2. The application was filed after the MPT rejected objections from CBCRA and the Association appealed to the City's mayor which was declined?
- Yes. The MPT decided in favour of the application on 6 Dec 2016 and the CBCRA subsequently appealed this decision to the Executive Mayor of Cape Town. After an incredible initial mismanagement of the appeal process, the mayor dismissed the CBCRA appeal in late July 2017. By this stage, inexplicably, the developer was already busy with construction on site.
3. Please assist with the exact dates when this application was filed?
- After initial representations to the developer, and appeals to the City, were rebuffed, the CBCRA filed its application for the review and setting aside of the MPT’s decision, the Mayor’s dismissal of the appeal and the planning approval before the WC High Court on 18 Nov 2017, for an urgent hearing on the 22 Nov 2017.
4. Reading through your report at the last public meeting, you were confident that you were going to win this case?
- Of course, it is never wise to first-guess the outcome of any case involving planning matters.
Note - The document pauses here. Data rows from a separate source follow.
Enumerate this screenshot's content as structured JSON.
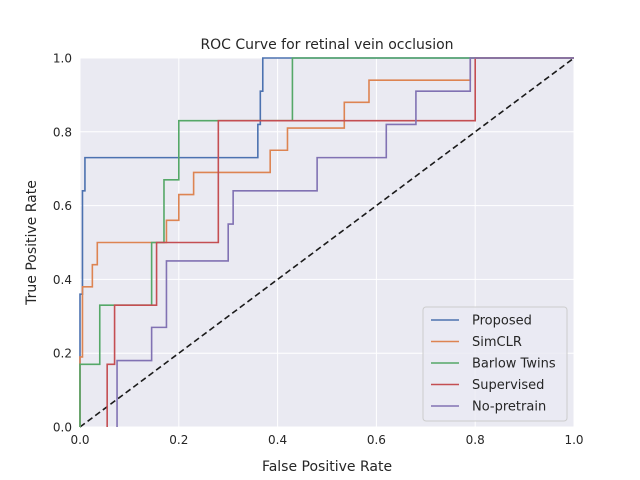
{
  "chart_data": {
    "type": "line",
    "title": "ROC Curve for retinal vein occlusion",
    "xlabel": "False Positive Rate",
    "ylabel": "True Positive Rate",
    "xlim": [
      0,
      1
    ],
    "ylim": [
      0,
      1
    ],
    "xticks": [
      "0.0",
      "0.2",
      "0.4",
      "0.6",
      "0.8",
      "1.0"
    ],
    "yticks": [
      "0.0",
      "0.2",
      "0.4",
      "0.6",
      "0.8",
      "1.0"
    ],
    "grid": true,
    "legend_position": "lower-right",
    "background_color": "#eaeaf2",
    "series": [
      {
        "name": "Proposed",
        "color": "#4c72b0",
        "x": [
          0,
          0,
          0.005,
          0.005,
          0.01,
          0.01,
          0.36,
          0.36,
          0.365,
          0.365,
          0.37,
          0.37,
          0.43,
          0.43,
          1
        ],
        "y": [
          0,
          0.36,
          0.36,
          0.64,
          0.64,
          0.73,
          0.73,
          0.82,
          0.82,
          0.91,
          0.91,
          1.0,
          1.0,
          1.0,
          1.0
        ]
      },
      {
        "name": "SimCLR",
        "color": "#dd8452",
        "x": [
          0,
          0,
          0.005,
          0.005,
          0.025,
          0.025,
          0.035,
          0.035,
          0.175,
          0.175,
          0.2,
          0.2,
          0.23,
          0.23,
          0.385,
          0.385,
          0.42,
          0.42,
          0.535,
          0.535,
          0.585,
          0.585,
          0.79,
          0.79,
          1
        ],
        "y": [
          0,
          0.19,
          0.19,
          0.38,
          0.38,
          0.44,
          0.44,
          0.5,
          0.5,
          0.56,
          0.56,
          0.63,
          0.63,
          0.69,
          0.69,
          0.75,
          0.75,
          0.81,
          0.81,
          0.88,
          0.88,
          0.94,
          0.94,
          1.0,
          1.0
        ]
      },
      {
        "name": "Barlow Twins",
        "color": "#55a868",
        "x": [
          0,
          0,
          0.04,
          0.04,
          0.145,
          0.145,
          0.17,
          0.17,
          0.2,
          0.2,
          0.43,
          0.43,
          0.79,
          0.79,
          1
        ],
        "y": [
          0,
          0.17,
          0.17,
          0.33,
          0.33,
          0.5,
          0.5,
          0.67,
          0.67,
          0.83,
          0.83,
          1.0,
          1.0,
          1.0,
          1.0
        ]
      },
      {
        "name": "Supervised",
        "color": "#c44e52",
        "x": [
          0.055,
          0.055,
          0.07,
          0.07,
          0.155,
          0.155,
          0.28,
          0.28,
          0.8,
          0.8,
          1
        ],
        "y": [
          0,
          0.17,
          0.17,
          0.33,
          0.33,
          0.5,
          0.5,
          0.83,
          0.83,
          1.0,
          1.0
        ]
      },
      {
        "name": "No-pretrain",
        "color": "#8172b3",
        "x": [
          0.075,
          0.075,
          0.145,
          0.145,
          0.175,
          0.175,
          0.3,
          0.3,
          0.31,
          0.31,
          0.48,
          0.48,
          0.62,
          0.62,
          0.68,
          0.68,
          0.79,
          0.79,
          1
        ],
        "y": [
          0,
          0.18,
          0.18,
          0.27,
          0.27,
          0.45,
          0.45,
          0.55,
          0.55,
          0.64,
          0.64,
          0.73,
          0.73,
          0.82,
          0.82,
          0.91,
          0.91,
          1.0,
          1.0
        ]
      }
    ],
    "reference_line": {
      "x": [
        0,
        1
      ],
      "y": [
        0,
        1
      ],
      "color": "#1a1a1a",
      "style": "dashed"
    }
  }
}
However, the City planners had made so many fundamental procedural errors in the processing of the application - all in favour of the developer - and shown what the CBCRA considered incredible bias against the community in dealing with the application, that it did seem very likely that the court would grant the relief sought by the CBCRA. I must also add here that Ms Lana Stacey, an affected neighbour, took the responsibility of standing up for her rights and joined the application as a co-applicant. The CBCRA is indeed very grateful for her support and willingness to be involved in a matter that affects all ratepayers in Camps Bay - and, by implication, the ratepayers of Cape Town.
5. I understand you're briefing the association about the ruling today, how are the members taking it?
- Obviously, the members that have been briefed are both satisfied with the ruling and relieved that this is over. That the City is happy to force its ratepayers into continuous litigation to defend their rights is iniquitous.
6. Also, do you have an online link to the exact ruling by Judge Desai? It would be great to quote him.
- Three points to bear in mind:
The City will, in all likelihood, claim that this was just a minor technical oversight and that the review was based on a narrow procedural point. They would then be ignoring the voluminous set of papers citing chapter and verse of the shortcomings and bias of the City planners, which the City has refused to argue against in open court.
Then there are the merits of the case and the fact that this DA-led administration is quite content to expropriate citizens rights without compensation or agreement. Restrictive title deed conditions have been held by all divisions of the high Court of South Africa as praedial servitudinal rights and are, in effect, real property rights.
So it is quite bizarre that the political party, the DA, fighting all others against the introduction of EWC in the country, is completely in favour of such expropriation when it suits its agenda of development at any/all costs in the city of Cape Town!